Decades ago in a kidnapping case where a Class 11 girl had eloped with a boy, the court had refused to punish the boy on the basis that the girl went with him on her own volition and she was mature enough to take her decisions. In the current case, the Kerala High Court, which interacted with the girl on several occasions and ordered a number of times that the girl is not under anybody’s influence or in any kind of illegal detention, has suddenly got suspicious after the girl married a Muslim. It is now treating it as a case of ‘love jihad’ because there was some discrepancy in her name in the nikahnama and the panchayat marriage registration request, the boy allegedly had a criminal case pending against him, his mother was working in West Asia and thus he was likely to ‘transport the girl out of country’ without even realising that she has not even applied for a passport.

The court ordered that she must complete her internship and expressed its displeasure that her marriage was without her parents’ concurrence. In a country where honour killings still take place, these observations not only show patriarchy but can also play havoc with the life of individuals who want to marry against the wishes to their parents or village elders. Also, the power to annul a marriage between two adults is not given to courts under the Indian legal system.

The court overlooked the fact that as per law one can marry even a person on death row and one also has a right not to finish one’s professional training. The court accepted everything that her father said and gave her custody to him without giving any credence to her testimony. The court called this mature and educated girl “vulnerable”.

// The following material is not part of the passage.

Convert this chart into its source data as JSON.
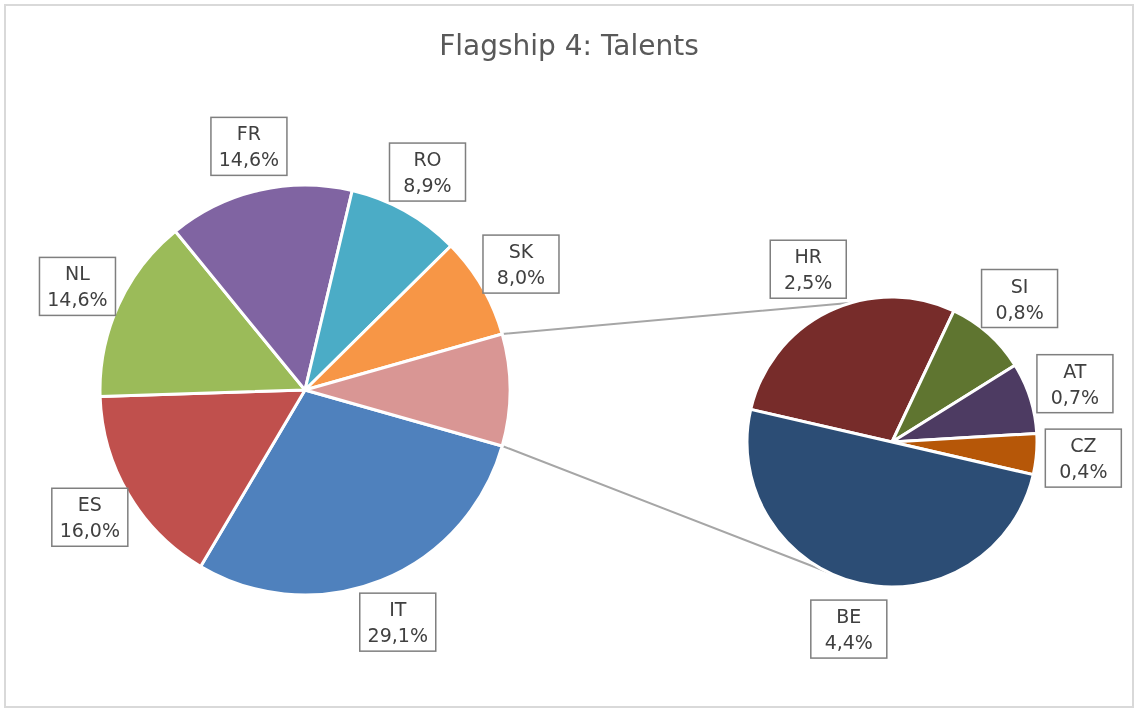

A change of religion is purely a private matter with which public officials should have nothing to do. Such conversions cannot be equated with terrorism in the absence of any authentic empirical study proving its existence. We should not indulge in over-generalisations on the basis of isolated cases. Strangely the Kerala High Court treated it as love jihad just because another similar case was pending with it. The NIA made a similar claim in the apex court and the court accepted it, it appears.

The redeeming feature of the Supreme Court’s order is the supervision of the NIA probe by Justice RV Raveendran. Let us hope that the Special Marriage Act permitting such marriages will not be repealed.